E contaram como as três, naquela noite, embarcaram no uísque e, por fim, na cocaína. Duda queria mudar de vida, disse que iria acabar com seu estoque de "coragem" de tirar a roupa em público. E não sobrou mesmo nenhuma. Veio a overdose. Desmaiou, sofreu convulsões. O porteiro da noite ajudou a carregá-la para baixo. Chamaram um taxi, mas, quando chegaram ao hospital, já era tarde.

"Eu acho que ela também tinha tomado um comprimido forte naquele dia. Era um remédio controlado que ela já tomava antes mesmo de sair da casa dos pais."

"¿E as coisas dela?"

"O pai dela veio até aqui ontem, botou tudo em duas caixas e levou embora pra Santo André. Ele nem olhou na nossa cara. Acho que ele pensava que a gente era puta", e suspirou olhando pro chão. "A grana dela vai fazer falta..."
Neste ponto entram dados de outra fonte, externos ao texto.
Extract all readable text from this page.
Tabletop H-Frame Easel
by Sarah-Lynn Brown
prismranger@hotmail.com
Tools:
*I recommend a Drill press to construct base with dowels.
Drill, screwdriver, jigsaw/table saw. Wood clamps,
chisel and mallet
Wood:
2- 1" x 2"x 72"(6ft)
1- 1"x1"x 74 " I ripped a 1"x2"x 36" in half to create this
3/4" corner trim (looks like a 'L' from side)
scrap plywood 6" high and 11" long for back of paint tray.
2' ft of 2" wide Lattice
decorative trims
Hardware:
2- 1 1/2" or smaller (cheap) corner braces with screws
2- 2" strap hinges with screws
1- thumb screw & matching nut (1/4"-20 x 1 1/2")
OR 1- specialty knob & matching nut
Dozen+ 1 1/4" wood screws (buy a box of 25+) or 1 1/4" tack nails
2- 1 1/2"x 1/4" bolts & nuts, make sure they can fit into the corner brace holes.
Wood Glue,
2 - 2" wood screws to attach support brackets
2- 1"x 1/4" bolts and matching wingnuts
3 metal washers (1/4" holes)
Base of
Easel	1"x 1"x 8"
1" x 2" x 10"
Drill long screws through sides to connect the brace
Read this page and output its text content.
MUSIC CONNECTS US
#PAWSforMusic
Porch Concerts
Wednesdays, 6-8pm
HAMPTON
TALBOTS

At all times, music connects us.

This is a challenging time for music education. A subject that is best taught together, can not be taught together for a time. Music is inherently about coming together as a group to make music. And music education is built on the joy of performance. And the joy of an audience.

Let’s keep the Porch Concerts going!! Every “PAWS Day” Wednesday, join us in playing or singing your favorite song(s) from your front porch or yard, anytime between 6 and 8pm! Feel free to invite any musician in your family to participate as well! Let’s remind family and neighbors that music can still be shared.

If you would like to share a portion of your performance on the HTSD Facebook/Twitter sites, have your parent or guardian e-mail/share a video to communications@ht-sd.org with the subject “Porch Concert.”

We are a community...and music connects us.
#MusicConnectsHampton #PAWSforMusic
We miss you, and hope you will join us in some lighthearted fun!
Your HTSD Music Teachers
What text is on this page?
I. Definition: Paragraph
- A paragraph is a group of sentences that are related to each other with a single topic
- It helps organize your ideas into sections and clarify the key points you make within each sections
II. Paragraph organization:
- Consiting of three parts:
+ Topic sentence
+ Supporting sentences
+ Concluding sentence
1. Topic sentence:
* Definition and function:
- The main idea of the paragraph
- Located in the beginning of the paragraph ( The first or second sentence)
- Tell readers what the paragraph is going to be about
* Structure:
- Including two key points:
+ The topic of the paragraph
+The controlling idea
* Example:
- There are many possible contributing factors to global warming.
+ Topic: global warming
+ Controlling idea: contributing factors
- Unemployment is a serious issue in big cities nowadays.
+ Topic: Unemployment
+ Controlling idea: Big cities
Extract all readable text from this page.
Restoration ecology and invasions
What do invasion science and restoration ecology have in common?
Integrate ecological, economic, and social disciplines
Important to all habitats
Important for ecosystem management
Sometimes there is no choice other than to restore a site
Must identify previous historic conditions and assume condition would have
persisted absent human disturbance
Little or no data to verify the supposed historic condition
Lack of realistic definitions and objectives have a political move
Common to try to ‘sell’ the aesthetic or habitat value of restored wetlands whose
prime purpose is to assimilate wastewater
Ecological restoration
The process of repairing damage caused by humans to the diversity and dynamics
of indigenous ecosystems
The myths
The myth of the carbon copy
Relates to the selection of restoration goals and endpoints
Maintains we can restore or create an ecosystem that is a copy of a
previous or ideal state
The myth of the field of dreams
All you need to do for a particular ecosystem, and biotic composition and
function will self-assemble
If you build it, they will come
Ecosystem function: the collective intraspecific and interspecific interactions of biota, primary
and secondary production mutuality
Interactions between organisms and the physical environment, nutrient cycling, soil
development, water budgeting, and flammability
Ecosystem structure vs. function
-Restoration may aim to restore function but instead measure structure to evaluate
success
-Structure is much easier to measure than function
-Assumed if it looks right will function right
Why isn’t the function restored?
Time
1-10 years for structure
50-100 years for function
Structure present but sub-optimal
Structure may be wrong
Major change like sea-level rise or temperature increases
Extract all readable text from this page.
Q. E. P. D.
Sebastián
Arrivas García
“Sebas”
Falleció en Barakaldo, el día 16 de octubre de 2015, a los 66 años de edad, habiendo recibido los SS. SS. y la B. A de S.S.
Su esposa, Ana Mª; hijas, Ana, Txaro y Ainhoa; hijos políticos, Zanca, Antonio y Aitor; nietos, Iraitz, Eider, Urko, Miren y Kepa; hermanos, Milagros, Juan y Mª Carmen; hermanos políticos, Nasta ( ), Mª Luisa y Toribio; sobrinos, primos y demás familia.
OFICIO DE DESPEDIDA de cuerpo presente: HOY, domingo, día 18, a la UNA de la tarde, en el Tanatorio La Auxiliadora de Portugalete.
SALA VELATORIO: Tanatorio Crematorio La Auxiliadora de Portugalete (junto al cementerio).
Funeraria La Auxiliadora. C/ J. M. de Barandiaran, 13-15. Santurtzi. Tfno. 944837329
Se fosse um filme americano, eu teria corrido até o banheiro e vomitado. Mas não, apenas saímos dali, tomados por um silêncio que se enchia dos ruídos do pensamento. Por que isso, por que aquilo, e tal. Tudo inútil. Havíamos viajado até esse mundo paralelo, o mundo da Boca do Lixo, da noturna "baixaria" paulistana, como quem sai de férias em busca de novos recantos turísticos. Mas a noite — a noite real, a noite do afeto, a noite do amor, o meio-dia da solidão — não é uma brincadeira. Não é melzinho, mas sim fel na chupeta. O Dionísio de concreto paulistano havia devorado mais um de seus habitantes, uma ninfa na flor da idade. E, para meu espanto, lembrei-me que, como toda tragédia, esta também havia sido anunciada: após seu striptease, Duda caminhara em nossa direção ao som de Dead Man Walking, do David Bowie. Uma sincronicidade das mais soturnas. E eu, que tanto desejara seu bem, fiquei apenas com meu "interior crepúsculo tristonho em que sinto que sonho o que me sinto sendo". Que o Vencedor dos vencedores a abençoe, Duda, esteja onde estiver.